O guarda que eu havia socado, me algemou e me pôs na viatura mesmo depois de eu ter começado a pedir desculpas desesperadamente. Ele me trouxe para uma delegacia da cidade ao lado, que parecia inacreditavelmente menor do que Baia. Mesmo com raiva – e com razão – de mim, ele foi boa pessoa o suficiente para ler meus direitos e tirar minhas algemas ao me por na cela, além de lembrar que eu tinha direito a uma ligação. Eu me neguei e entrei sem saber de verdade para quem eu ligaria.
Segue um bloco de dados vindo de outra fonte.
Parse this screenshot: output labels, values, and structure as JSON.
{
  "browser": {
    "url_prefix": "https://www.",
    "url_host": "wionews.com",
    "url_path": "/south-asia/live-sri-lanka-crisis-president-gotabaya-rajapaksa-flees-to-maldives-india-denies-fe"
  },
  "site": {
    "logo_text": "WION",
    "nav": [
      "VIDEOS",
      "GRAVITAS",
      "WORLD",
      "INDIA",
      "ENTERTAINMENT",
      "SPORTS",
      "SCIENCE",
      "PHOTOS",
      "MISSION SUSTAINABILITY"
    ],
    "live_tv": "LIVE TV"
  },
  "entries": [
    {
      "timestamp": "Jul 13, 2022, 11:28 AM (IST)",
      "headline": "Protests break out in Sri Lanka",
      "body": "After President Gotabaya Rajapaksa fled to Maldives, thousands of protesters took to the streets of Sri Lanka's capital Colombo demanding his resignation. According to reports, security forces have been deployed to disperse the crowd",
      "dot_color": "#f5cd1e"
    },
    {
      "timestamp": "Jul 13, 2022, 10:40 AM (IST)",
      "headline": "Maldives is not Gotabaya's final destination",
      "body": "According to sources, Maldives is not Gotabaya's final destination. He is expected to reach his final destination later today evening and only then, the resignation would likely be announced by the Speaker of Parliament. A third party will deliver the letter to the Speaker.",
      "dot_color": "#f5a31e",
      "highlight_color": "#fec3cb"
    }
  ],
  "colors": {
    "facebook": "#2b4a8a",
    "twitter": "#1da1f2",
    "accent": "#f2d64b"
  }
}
Sidney provavelmente já teria voltado à cidade, Rose estaria resolvendo seus problemas com Viktoria, meus pais... bem, eles achavam que eu estava na casa de Yeva, tendo uma noite de pijama como uma garota normal e por ultimo havia a ultima pessoa para quem eu queria ligar: Abe.

Já haviam se passado duas horas desde que eu havia chegado aqui e o escrivão tinha sido substituído por um guarda noturno – não aquele que eu soquei. Eu me sentia exausta e a dor de cabeça “pós-escuridão” estava começando, mesmo assim eu me mantive analisando todas as minhas opções de para quem eu deveria ligar, até entender que realmente não haveria ninguém.
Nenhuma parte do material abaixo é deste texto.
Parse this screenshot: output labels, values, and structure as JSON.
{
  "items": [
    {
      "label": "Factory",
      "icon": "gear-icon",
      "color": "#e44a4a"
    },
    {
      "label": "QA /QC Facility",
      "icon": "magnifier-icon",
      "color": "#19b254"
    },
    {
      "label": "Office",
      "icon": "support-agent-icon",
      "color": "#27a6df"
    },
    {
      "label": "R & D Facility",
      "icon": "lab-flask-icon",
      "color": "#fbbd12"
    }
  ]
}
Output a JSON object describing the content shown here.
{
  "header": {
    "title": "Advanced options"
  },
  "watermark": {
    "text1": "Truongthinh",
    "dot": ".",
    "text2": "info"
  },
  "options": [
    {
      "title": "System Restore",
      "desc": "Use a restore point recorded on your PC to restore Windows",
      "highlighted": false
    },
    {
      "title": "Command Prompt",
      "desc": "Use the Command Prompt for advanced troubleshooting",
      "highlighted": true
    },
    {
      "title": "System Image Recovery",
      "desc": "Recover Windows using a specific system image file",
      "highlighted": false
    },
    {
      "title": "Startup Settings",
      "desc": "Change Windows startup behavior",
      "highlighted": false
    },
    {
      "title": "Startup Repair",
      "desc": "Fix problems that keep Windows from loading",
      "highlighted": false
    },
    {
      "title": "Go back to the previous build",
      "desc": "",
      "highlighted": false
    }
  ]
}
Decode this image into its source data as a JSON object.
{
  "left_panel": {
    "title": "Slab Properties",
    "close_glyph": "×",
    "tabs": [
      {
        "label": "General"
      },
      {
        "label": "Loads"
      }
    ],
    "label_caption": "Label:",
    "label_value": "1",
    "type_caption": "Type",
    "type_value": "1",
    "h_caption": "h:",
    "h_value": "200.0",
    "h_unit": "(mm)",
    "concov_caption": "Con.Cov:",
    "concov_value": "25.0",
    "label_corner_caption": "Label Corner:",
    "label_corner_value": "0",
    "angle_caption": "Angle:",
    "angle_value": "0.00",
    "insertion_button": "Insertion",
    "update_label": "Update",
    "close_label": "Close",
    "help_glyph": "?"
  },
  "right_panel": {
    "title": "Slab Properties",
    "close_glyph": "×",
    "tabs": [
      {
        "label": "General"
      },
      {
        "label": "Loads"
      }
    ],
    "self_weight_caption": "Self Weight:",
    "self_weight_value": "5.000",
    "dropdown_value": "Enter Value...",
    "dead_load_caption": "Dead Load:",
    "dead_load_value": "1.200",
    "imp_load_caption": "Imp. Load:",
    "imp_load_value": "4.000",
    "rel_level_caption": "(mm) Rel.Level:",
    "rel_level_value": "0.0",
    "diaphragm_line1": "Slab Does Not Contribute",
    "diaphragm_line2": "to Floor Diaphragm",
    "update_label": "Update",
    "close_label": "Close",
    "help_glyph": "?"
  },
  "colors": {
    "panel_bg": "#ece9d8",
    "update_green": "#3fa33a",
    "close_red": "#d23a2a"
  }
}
Por volta das três horas eu acordei o guarda, dizendo que eu precisava fazer minha ligação agora e o vi resmungar algo como “delinquente” antes de se levantar e ir buscar meus pertences em um saco plástico. Ele me deu o celular e eu digitei os números que já estavam na discagem rápida, me odiando por isso.

– Sei que está chateada, mas vou precisar que devolva o carro. Com o dinheiro que lhe dei, você pode até mesmo comprar um igual quando... tiver idade. – ele tinha que atender com uma piadinha.
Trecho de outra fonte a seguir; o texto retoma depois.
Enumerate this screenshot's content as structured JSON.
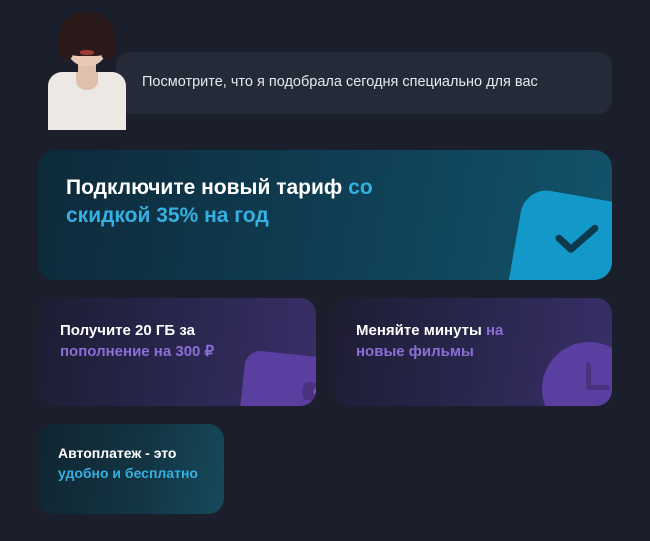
{
  "assistant": {
    "message": "Посмотрите, что я подобрала сегодня специально для вас"
  },
  "promo_main": {
    "text_plain": "Подключите новый тариф ",
    "text_accent": "со скидкой 35% на год"
  },
  "cards": [
    {
      "text_plain": "Получите 20 ГБ за ",
      "text_accent": "пополнение на 300 ₽",
      "icon": "wallet-icon"
    },
    {
      "text_plain": "Меняйте минуты ",
      "text_accent": "на новые фильмы",
      "icon": "clock-icon"
    },
    {
      "text_plain": "Автоплатеж - это ",
      "text_accent": "удобно и бесплатно",
      "icon": null
    }
  ],
  "colors": {
    "bg": "#1a1f2b",
    "accent_blue": "#34b0e2",
    "accent_purple": "#8b6ed6"
  }
}
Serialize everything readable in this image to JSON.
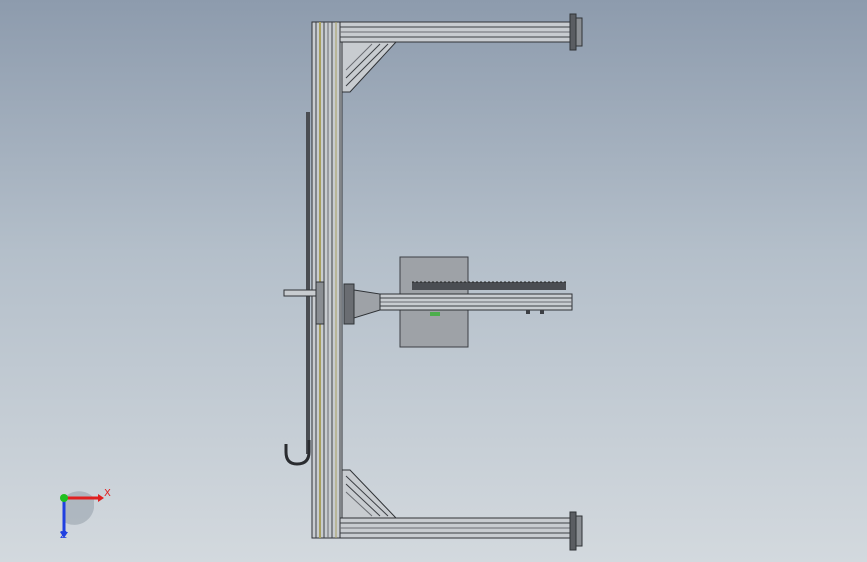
{
  "viewport": {
    "background_top": "#8d9bad",
    "background_bottom": "#d3d9de"
  },
  "model": {
    "frame_color": "#4a4d52",
    "frame_light": "#c8ccd0",
    "accent_yellow": "#a8a060",
    "motor_plate_color": "#9ea2a7",
    "icons": [
      "gantry-frame-icon",
      "carriage-plate-icon",
      "hook-icon",
      "rack-icon"
    ]
  },
  "triad": {
    "x_label": "X",
    "z_label": "Z",
    "x_color": "#e02020",
    "y_color": "#20c020",
    "z_color": "#2040e0"
  }
}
– Pode pegar o carro, mas vai ter que vir busca-lo na delegacia. E se puder, eu também gostaria que você viesse me buscar... papai. – eu disse respondendo no mesmo tom de escarnio.

Para saber onde eu estava, tive que entregar o celular para o guarda que com impaciência disse minha localização para Abe e dentro de trinta minutos, ele já havia chegado. Eu me perguntava como exatamente ele não havia sido preso por andar em alta velocidade, mas bem... ele era Abe.

– Tão nova e já presa por agressão a um oficial, posse de verba sem identificação e roubo de carro. Parece que você aprendeu tudo o que sabe com seu pai aqui – ele disse se aproximando da grade – quem sai aos seus, não degenera, Anastacia.

Eu engoli calada enquanto ele saiu para conversar com o xerife – sim, xerife! – e o guarda, agradecendo por ter uma grade no meu caminho que me impedia de tentar soca-lo também.

Em pouco tempo o guarda voltou, pegou as chaves e abriu minha cela, me deixando sair. Abe apareceu, segurando minhas coisas e pondo a mão nos meus ombros, como em um abraço lateral e agradeceu ao guarda e ao xerife.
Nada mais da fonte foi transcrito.